ChatCBT: The COVID Chronicles Continue

Editor Jodie Jackson Jr With His Dad

March 10, 2020. 

As I was on my way to meet my buddy Adam Voight for lunch at Chick-fil-A, my wife texted me with an urgent message: “It looks like there’s a run on toilet paper. Better get some!” Then she followed with, “Walmart is out.”  

I filed that info away in my noggin and caught up with Adam at Chick-fil-A where servers met customers outside, offering packaged sanitary wipes to anyone who wanted one. Inside, servers were placing antibacterial hand soap containers at the end of the takeout counter and on each table.  

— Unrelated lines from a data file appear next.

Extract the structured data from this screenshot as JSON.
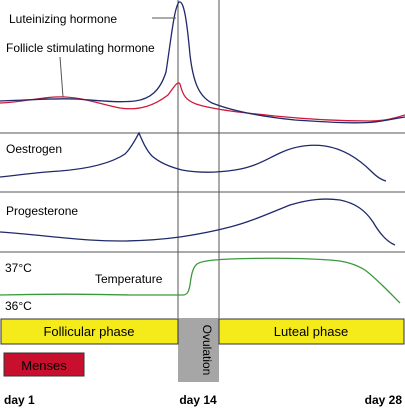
{
  "hormones": {
    "lh_label": "Luteinizing hormone",
    "fsh_label": "Follicle stimulating hormone",
    "lh_color": "#1f2a6b",
    "fsh_color": "#d0193a"
  },
  "oestrogen": {
    "label": "Oestrogen",
    "color": "#1f2a6b"
  },
  "progesterone": {
    "label": "Progesterone",
    "color": "#1f2a6b"
  },
  "temperature": {
    "label": "Temperature",
    "high_label": "37°C",
    "low_label": "36°C",
    "color": "#3a9a3a"
  },
  "phases": {
    "follicular": "Follicular phase",
    "ovulation": "Ovulation",
    "luteal": "Luteal phase",
    "phase_color": "#f5ea1a",
    "ovulation_color": "#a6a6a6"
  },
  "menses": {
    "label": "Menses",
    "color": "#c8102e"
  },
  "days": {
    "start": "day 1",
    "mid": "day 14",
    "end": "day 28"
  }
}
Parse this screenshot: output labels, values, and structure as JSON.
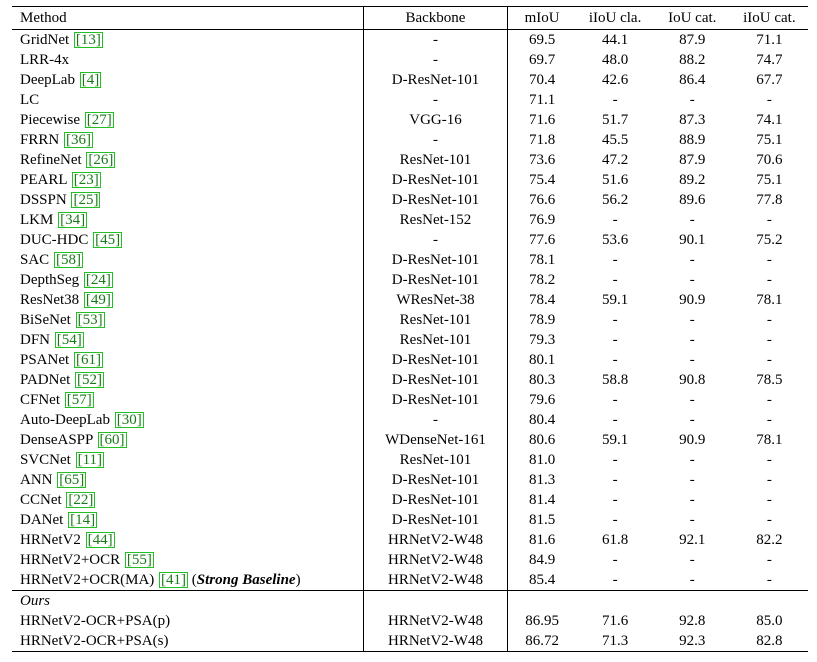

Maybe we laughed and smiled about it because we weren’t sure how to react. An awkward, uncomfortable reality was brewing. Thanks to Facebook, I discovered that the Dollar General store at Midway was stocked to the rafters with toilet paper. I stocked up.  

The next day, the World Health Organization declared that severe acute respiratory syndrome coronavirus 2 — also known as coronavirus disease or COVID-19 — had become a worldwide pandemic.   

Over the next week or so, the world’s economic and social wheels that had never been so unpredictable abruptly grounded to a half. And, as we began redefining the phrase, “The new normal,” on an almost daily basis, something else occurred at blazing, perhaps irreversible speed: We were divided. Isolated by an unseen, unknown virus that demanded immediate attention, the political and social divisions that already separated us in many ways became wide chasms. No thanks to Facebook (and other social media platforms), isolation and fear teamed up to foment suspicion on a scale that matched the new disease.  

Our world had changed. I kept an informal journal of the pandemic, and this quote from my bride stands out: “I guess washing our groceries isn’t such a bad idea after all.”  

Some of Columbia’s most knowledgeable business and policy voices now say that the shift from brick-and-mortar shopping to online sales was already happening, as was the gradual advent of automation and even artificial intelligence. The things that were trending, however, suddenly responded to the evolving new reality. It seems ironic now that on the outside, the engine of everyday life went idle, though internally the changes were occurring at a rapid-fire pace.  

The same was true of the political, social, and economic divisions among us. They were always there. But a silent killer that eventually claimed an estimated 7.1 million lives worldwide — 1.2 million of them in the U.S. as of May 2023 — fueled further division, fanned by social media posts about conspiracy theories and corrupt health and science leaders. The politicization and weaponization of how-dare-you-question misinformation generated a voice loud enough to drown out trustworthy sources and leaders.  

I’m not a fence-sitter when it comes to COVID. The disease took my dad’s life on October 8, 2020. I’ve now had seven COVID “jabs” (and a rollicking awful case of COVID back in November). And because I am, for some reason, already susceptible to respiratory infections, I still sometimes wear a mask when I’m out in public. It’s not a political statement. It never was.  

This March 2025 issue of COMO Business Times and COMO Magazine has ample mentions of COVID. You have my apology if you have COVID burnout. But it’s still an important topic, and one that we will never escape if only because March 2020 was the start of a period that exacerbated the divisions that already existed.  

What are the solutions? Maybe we can remember a time during pre-COVID when we talked to each other in person instead of at each other on social media. Yeah … maybe we could start doing that again.